Mi primer contacto con JD McPherson fue prácticamente una cita a ciegas. No había escuchado casi nada de él, pero acabé en una abarrotada Sala 2 de Apolo —la de antes de las reformas—. Corría 2011 (si la memoria no me falla) y presentaba su primer disco, Signs & Signifiers. Salí absolutamente convencido de que, como Jon Landau, había visto el futuro del rock & roll. Indudablemente, no ha sido para tanto, ya que el estilo no goza hoy del dominio popular que tuvo en los sesenta o setenta. Sin embargo, el de Oklahoma no ha dejado de ser uno de los mejores en lo suyo, pese a la incomprensión de parte de la parroquia rocker ante una cierta apertura estilística mostrada en sus últimos álbumes: Undivided Heart & Soul (2017) y, sobre todo, Nite Owls (2024).
Anoche volvió a sentar cátedra con un concierto soberbio, acompañado por una banda que lo respaldó de manera magnífica, del primer al último acorde, para deleite del respetable. Desgranó un repertorio equilibrado que recorrió toda su carrera, y quedó claro que ahora mismo pocos poseen una colección de canciones como la suya. Trajo al siglo XXI las más puras raíces del género, sonando contemporáneo y con nervio, cruzando influencias, exudando clase, y dejando patente que tiene mucha carretera a sus espaldas. Además, ha ganado una notable presencia en escena desde aquellos lejanos primeros años.

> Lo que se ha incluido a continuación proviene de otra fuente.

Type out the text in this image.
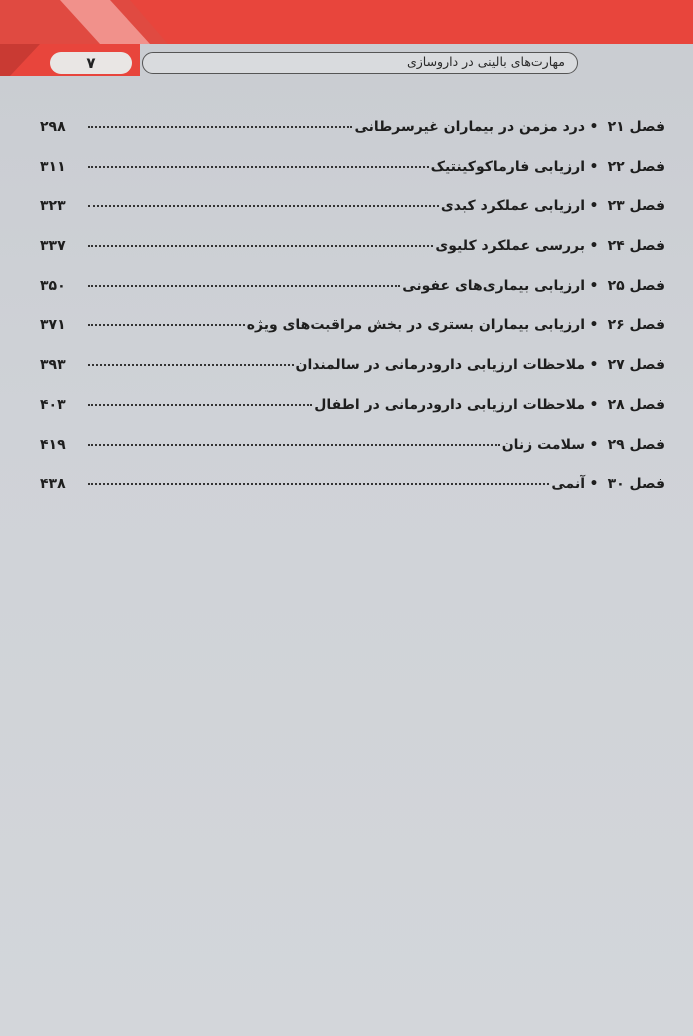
مهارت‌های بالینی در داروسازی
۷
فصل ۲۱
•
درد مزمن در بیماران غیرسرطانی
۲۹۸
فصل ۲۲
•
ارزیابی فارماکوکینتیک
۳۱۱
فصل ۲۳
•
ارزیابی عملکرد کبدی
۳۲۳
فصل ۲۴
•
بررسی عملکرد کلیوی
۳۳۷
فصل ۲۵
•
ارزیابی بیماری‌های عفونی
۳۵۰
فصل ۲۶
•
ارزیابی بیماران بستری در بخش مراقبت‌های ویژه
۳۷۱
فصل ۲۷
•
ملاحظات ارزیابی دارودرمانی در سالمندان
۳۹۳
فصل ۲۸
•
ملاحظات ارزیابی دارودرمانی در اطفال
۴۰۳
فصل ۲۹
•
سلامت زنان
۴۱۹
فصل ۳۰
•
آنمی
۴۳۸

La mitad del repertorio la ocuparon temas de sus dos trabajos más recientes: «Sunshine Getaway», «Desperate Love», la bárbara «I Can’t Go Anywhere With You» —cantada junto al telonero Bloodshot Bill, igual que en su versión en estudio—, «Lucky Penny» o «Just Like Summer», que ganaron en impacto y pegada al ser trasladadas al directo.
También recurrió a versiones de lujo, «Lust for Life» (Iggy Pop) o «That’s My Little Suzie» (Ritchie Valens), y provocó el desmelene con temas de su primera etapa. La potentísima «Head Over Heels», «Let the Good Times Roll» —que ya alcanza categoría de clásico atemporal, capaz de cambiarte el estado de ánimo y convertir la oscuridad en luz—, «Wolf Teeth» y, para finalizar, la inevitable «North Side Gal», con la que puso la sala patas arriba. Pocos como JD saben entender y adaptar las bases primigenias del rock, haciéndolas sonar con la contundencia, la elegancia y la vitalidad necesarias para que siga plenamente vigente hoy en día.
Abrió la velada el ya citado Bloodshot Bill, a quien tenía ganas de ver, ya que las referencias que había recibido eran positivas: un one-man band con un pie en el blues, otro en el rock y una actitud claramente punk. Empezó bien: enérgico, teatral y directo. Sin embargo, con el paso de los minutos, el abuso de onomatopeyas y la reiteración de esquemas compositivos acabaron por echarme de las primeras filas en busca de una cerveza antes de la actuación principal. Quizás en otra ocasión.